Anna was nervous that Mr. Bates was so happy, and that this could tempt disaster. In order to ward this off, they opted to shout “Bad harvest,” something farmers would apparently shout to mislead the gods into believing the crops had failed, so the gods wouldn’t grow jealous of their (in reality) successful crops.
It was a suitably complicated, mystifying thing for the Bateses to sign up to. And really, only the Bateses would decide to wind the gods up and defy the ill-fortune most likely about to befall them.
At the Downton dinner, where the ulcer did explode most bloodily, m’lord, Chamberlain confessed he did not have the courage to refuse the Dowager C.’s invitation.
“I was trained in the hard school, and I fight accordingly,” she said, beadily changing the place names of the supper table so she could further lobby Chamberlain.
But as the argument rumbled on at the table, Lord G. puked blood in a perfect projectile arc, then collapsed.
Off he went to the hospital, the incident soon becoming a generator of some completely batshit, hushed philosophizing.

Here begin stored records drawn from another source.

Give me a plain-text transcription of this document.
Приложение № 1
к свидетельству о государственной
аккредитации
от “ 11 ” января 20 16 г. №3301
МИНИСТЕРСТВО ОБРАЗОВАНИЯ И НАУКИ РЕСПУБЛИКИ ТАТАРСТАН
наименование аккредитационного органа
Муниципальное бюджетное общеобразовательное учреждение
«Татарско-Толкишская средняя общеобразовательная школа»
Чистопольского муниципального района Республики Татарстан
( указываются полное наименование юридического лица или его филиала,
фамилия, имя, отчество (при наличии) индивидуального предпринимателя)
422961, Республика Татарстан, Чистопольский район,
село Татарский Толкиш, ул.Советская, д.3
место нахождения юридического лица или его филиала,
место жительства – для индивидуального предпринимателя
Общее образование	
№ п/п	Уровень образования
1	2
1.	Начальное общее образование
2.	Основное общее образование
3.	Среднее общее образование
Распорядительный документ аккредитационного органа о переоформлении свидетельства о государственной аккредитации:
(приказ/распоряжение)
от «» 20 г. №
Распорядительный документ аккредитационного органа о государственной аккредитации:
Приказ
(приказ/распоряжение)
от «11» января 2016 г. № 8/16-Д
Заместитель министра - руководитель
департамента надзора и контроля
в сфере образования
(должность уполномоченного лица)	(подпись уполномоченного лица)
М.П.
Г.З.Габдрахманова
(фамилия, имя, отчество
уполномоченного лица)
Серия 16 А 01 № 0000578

Carson: “Life is short. Death is sure. That is all we know.”
Mrs. Patmore on Carson to Mrs. Carson: “There is a man who has to be shaken to the roots of his soul. Everything he has based his life on has proved mortal after all.”
My favorite moment of the episode followed. Mrs. Carson told Mrs. Patmore, hey, enough of the musing; what could they do to help?
Mrs. Patmore, roused from her deep-thinking interlude: “Let’s send up some coffee.”
Lord G.’s recovery was underway, but not before Mary both overheard something about a secret and Marigold.
She had thought Edith had adopted the girl; she still doesn’t know Marigold is her biological daughter but is edging closer to the truth—and what will she do with the information?
And this just at a moment when the sisters seemed to come closer together after Lord G.’s collapse…
Mary told Branson they would take over Downton properly now, to help her father avoid further stress, and he told her: “So long live our own Queen Mary.”
The two things that resonated at the end of the episode showed Fellowes at his most writerly. First there was Carson looking stricken at Lord G.’s ulcer explosion. Then there was the fictional use of the very real Neville Chamberlain.
Events superseded the dowager countess’s plans to lobby Chamberlain directly on the hospital.
But it turns out it wasn’t just a familial connection that brought him there. He had once, Chamberlain revealed to Branson, been a prankster who had taken part in digging up a road that caused chaos. The dowager countess had threatened to give him away. Accepting her dinner invite seemed a good way to avert her making good on her threat.
In other words, Chamberlain came to Downton Abbey as an exercise in appeasement, which of course, later as British prime minister—and faced with Hitler—became Chamberlain’s darkly defining political legacy. Intended or not (and it must have been), this was a perfectly drawn historical aperçu.